„Ärzte und ich, das ist ein schwieriges Verhältnis, das mal so und mal so funktioniert.“ Also, mehr so eine Art „mal sehen, wie lang’s diesmal gut geht.“ Schon in den Wartezimmern fängt’s an. Da sitzt man wie ein Statist, der auf seinen Einsatz wartet – nur ohne Applaus und ohne Kostümwechsel. Ich hab mich oft gefragt, ob sich die Mediziner manchmal selbst im Wartebereich niederlassen sollten, um zu erleben, wie das ist, wenn die Lebenszeit, die eh nur noch kurz ist, dahinzieht und der Patient langsam in eine Selbstheilung oder beginnenden Sterbeprozess wechselt.
Ja, und wenn man dann endlich dran ist, folgt oft ein kurzer, doch irgendwie prägender Moment. Der Arzt, in seinem weißen Kittel und mit wichtigem Blick, öffnet die Tür, sieht mich kurz an, dann meine Akte – und dann die Uhr. Ein Blick auf die Uhr gehört einfach dazu, wie das Wartezimmer zur Praxis. So wurde mir klar, dass die „Abenteuerdiagnose“ hier schon zur Routine geworden ist. Und ich? Ich bin so eine Art Patient auf dem Weg ins nächste „Mal sehen“.
Und so kam es, dass ich mir eines Tages sagte: „Martin, mach’s selbst.“ Kein Herzklopfen mehr in sterilem Ambiente und kein halbherziges Gespräch über eine „womöglich mutmaßliche“ Diagnose. Stattdessen eine andere Planung, eine, die wirklich Hand und Fuß hat – und hoffentlich noch ein paar Jahre steht, bevor die Füße kalt werden.
Kommen wir also zum Projekt „Der letzte Akt“. Ganz nach meinem Geschmack: eigenständig, mit Entschlossenheit und ganz ohne das bei Ärzten so beliebte „Mal sehen, wie’s läuft“.

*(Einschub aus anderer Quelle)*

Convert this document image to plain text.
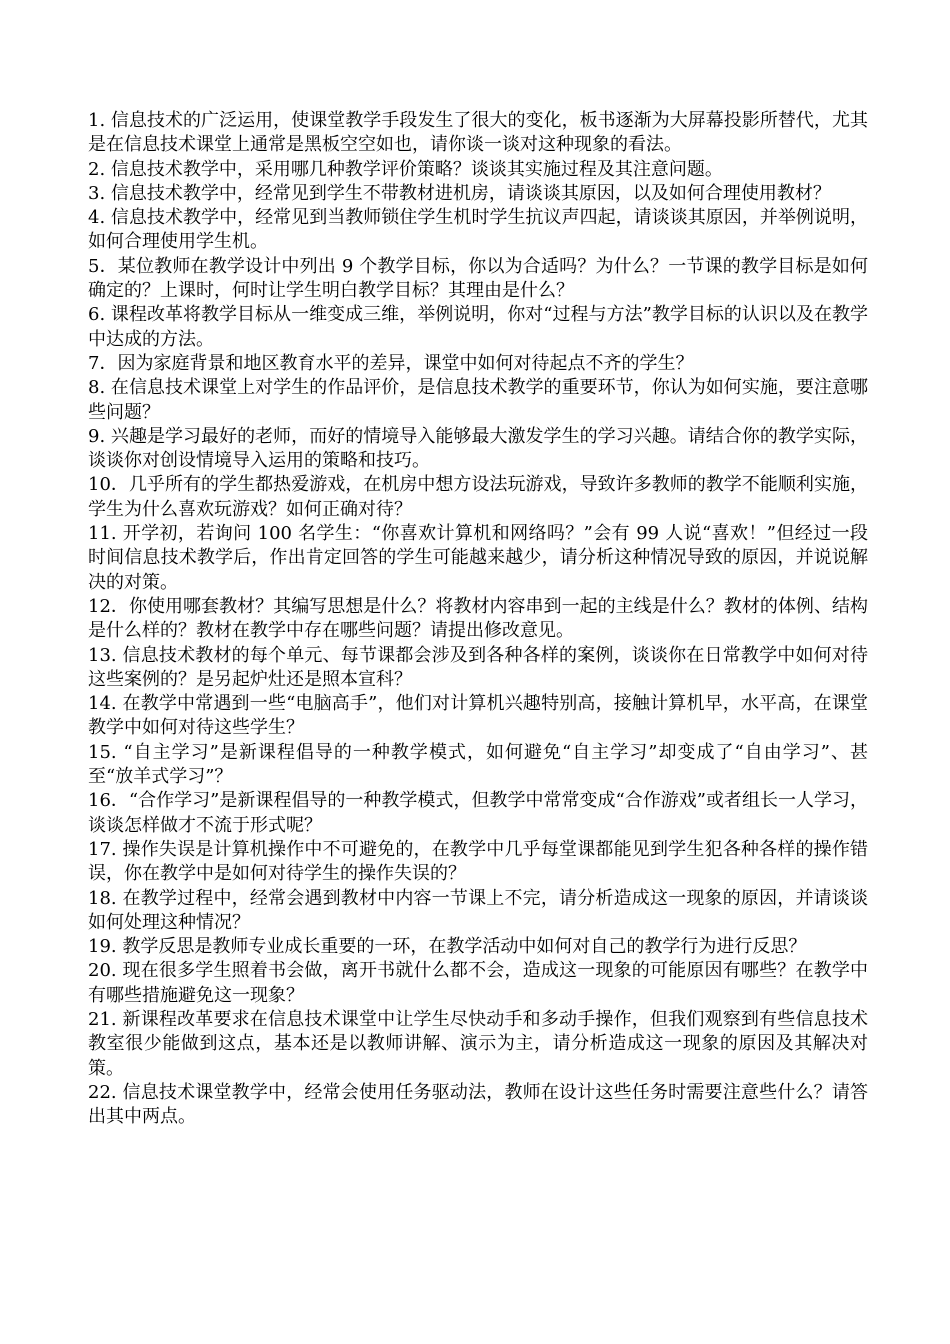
1. 信息技术的广泛运用，使课堂教学手段发生了很大的变化，板书逐渐为大屏幕投影所替代，尤其是在信息技术课堂上通常是黑板空空如也，请你谈一谈对这种现象的看法。

2. 信息技术教学中，采用哪几种教学评价策略？谈谈其实施过程及其注意问题。

3. 信息技术教学中，经常见到学生不带教材进机房，请谈谈其原因，以及如何合理使用教材？

4. 信息技术教学中，经常见到当教师锁住学生机时学生抗议声四起，请谈谈其原因，并举例说明，如何合理使用学生机。

5．某位教师在教学设计中列出 9 个教学目标，你以为合适吗？为什么？一节课的教学目标是如何确定的？上课时，何时让学生明白教学目标？其理由是什么？

6. 课程改革将教学目标从一维变成三维，举例说明，你对“过程与方法”教学目标的认识以及在教学中达成的方法。

7．因为家庭背景和地区教育水平的差异，课堂中如何对待起点不齐的学生？

8. 在信息技术课堂上对学生的作品评价，是信息技术教学的重要环节，你认为如何实施，要注意哪些问题？

9. 兴趣是学习最好的老师，而好的情境导入能够最大激发学生的学习兴趣。请结合你的教学实际，谈谈你对创设情境导入运用的策略和技巧。

10．几乎所有的学生都热爱游戏，在机房中想方设法玩游戏，导致许多教师的教学不能顺利实施，学生为什么喜欢玩游戏？如何正确对待？

11. 开学初，若询问 100 名学生：“你喜欢计算机和网络吗？”会有 99 人说“喜欢！”但经过一段时间信息技术教学后，作出肯定回答的学生可能越来越少，请分析这种情况导致的原因，并说说解决的对策。

12．你使用哪套教材？其编写思想是什么？将教材内容串到一起的主线是什么？教材的体例、结构是什么样的？教材在教学中存在哪些问题？请提出修改意见。

13. 信息技术教材的每个单元、每节课都会涉及到各种各样的案例，谈谈你在日常教学中如何对待这些案例的？是另起炉灶还是照本宣科？

14. 在教学中常遇到一些“电脑高手”，他们对计算机兴趣特别高，接触计算机早，水平高，在课堂教学中如何对待这些学生？

15. “自主学习”是新课程倡导的一种教学模式，如何避免“自主学习”却变成了“自由学习”、甚至“放羊式学习”？

16．“合作学习”是新课程倡导的一种教学模式，但教学中常常变成“合作游戏”或者组长一人学习，谈谈怎样做才不流于形式呢？

17. 操作失误是计算机操作中不可避免的，在教学中几乎每堂课都能见到学生犯各种各样的操作错误，你在教学中是如何对待学生的操作失误的？

18. 在教学过程中，经常会遇到教材中内容一节课上不完，请分析造成这一现象的原因，并请谈谈如何处理这种情况？

19. 教学反思是教师专业成长重要的一环，在教学活动中如何对自己的教学行为进行反思？

20. 现在很多学生照着书会做，离开书就什么都不会，造成这一现象的可能原因有哪些？在教学中有哪些措施避免这一现象？

21. 新课程改革要求在信息技术课堂中让学生尽快动手和多动手操作，但我们观察到有些信息技术教室很少能做到这点，基本还是以教师讲解、演示为主，请分析造成这一现象的原因及其解决对策。

22. 信息技术课堂教学中，经常会使用任务驱动法，教师在设计这些任务时需要注意些什么？请答出其中两点。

Schritt eins: Ein Hauch von Eigenständigkeit – und Eigen-Therapie
Da ich nicht wirklich darauf vertraue, dass ich eines Tages von einem Arzt überrascht werde, der mehr will als nur eine weitere Ziffer auf dem Kassenzettel, konzentriere ich mich lieber auf das Wesentliche: auf mich. Die Mediziner dürfen gerne weitersuchen – für den Moment lege ich lieber selbst Hand an und nutze mein Wissen für das Beste: die geplante Eigentherapie, ganz ohne Laborkittel. Den Weißkitteln öffne ich die Tür nur noch, wenn sie eines Tages überraschend mit bahnbrechenden Heilmethoden, auf die sie selbst beim Nachdenken über mich gekommen sind, vor meiner Tür stehen sollten (wer weiß, das Christkind bringt ja auch immer wieder was Neues).

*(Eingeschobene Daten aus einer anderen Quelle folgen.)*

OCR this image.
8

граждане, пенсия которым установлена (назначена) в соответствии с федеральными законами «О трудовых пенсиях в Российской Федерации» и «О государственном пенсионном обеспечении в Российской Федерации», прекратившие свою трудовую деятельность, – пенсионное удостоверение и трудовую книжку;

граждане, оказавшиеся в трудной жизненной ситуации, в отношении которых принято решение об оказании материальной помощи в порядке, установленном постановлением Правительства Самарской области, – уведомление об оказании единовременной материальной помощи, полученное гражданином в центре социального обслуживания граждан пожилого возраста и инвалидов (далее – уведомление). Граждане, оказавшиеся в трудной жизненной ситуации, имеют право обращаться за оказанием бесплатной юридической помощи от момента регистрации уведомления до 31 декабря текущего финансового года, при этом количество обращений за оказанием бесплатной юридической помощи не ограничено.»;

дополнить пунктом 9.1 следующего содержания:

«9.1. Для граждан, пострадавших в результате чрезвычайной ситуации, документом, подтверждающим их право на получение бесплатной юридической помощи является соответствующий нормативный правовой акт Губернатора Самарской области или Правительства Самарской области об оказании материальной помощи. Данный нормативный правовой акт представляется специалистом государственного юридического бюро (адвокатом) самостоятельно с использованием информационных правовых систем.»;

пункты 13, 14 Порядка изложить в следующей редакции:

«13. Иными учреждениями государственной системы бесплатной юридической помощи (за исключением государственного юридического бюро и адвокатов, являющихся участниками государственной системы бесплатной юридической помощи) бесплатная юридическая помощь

Der Knaller: Meine eigene Bestattungsplanung
Es ist irgendwie beruhigend zu wissen, dass man das Letzte, was einem noch bleibt, zumindest selbst gestalten kann. Also, wie plant man seine eigene Beerdigung? Was auch immer man denkt – ich verrate hier nicht alles. Wer die Feier erleben will, muss die Einladung abwarten – oder sich einfach überraschen lassen.
Zurück zum Anfang: Ein vertrauensvoller Bestatter ist das A und O. Fündig wurde ich bei einem Familienunternehmen in meinem Heimatort, die schon einige meiner Vorfahren unter die Erde gebracht haben – und zwar so, dass niemand zurückkam, um sich zu beschweren. Als ich bei der freundlichen Bestatterin anrief, gab’s am anderen Ende der Leitung ein leichtes Räuspern, als ich erklärte, worum es geht. Wahrscheinlich war sie überrascht, von einem Kunden mit normaler Körpertemperatur kontaktiert zu werden.
Erste Amtshandlung: Die Unterlagen – Bürokratie, bis das letzte Blatt fällt
Wie jeder gut vorbereitete deutsche Bürger habe ich alle notwendigen Unterlagen für mein Ableben zusammengetragen. Das ist überraschend bürokratisch, auch wenn die deutsche Amtswelt das Wort „Abschied“ nicht kennt: Personalausweis, Geburtsurkunde, Heiratsurkunde (oder Scheidungsurteil, falls es nicht so gut lief) – die Liste ist lang und charmant wie der Tod selbst. Und ja, der Rentenanpassungsbescheid darf nicht fehlen – selbst wenn es nur noch ums „Ende des Lebens“ geht, will der Staat wissen, was noch zu holen ist.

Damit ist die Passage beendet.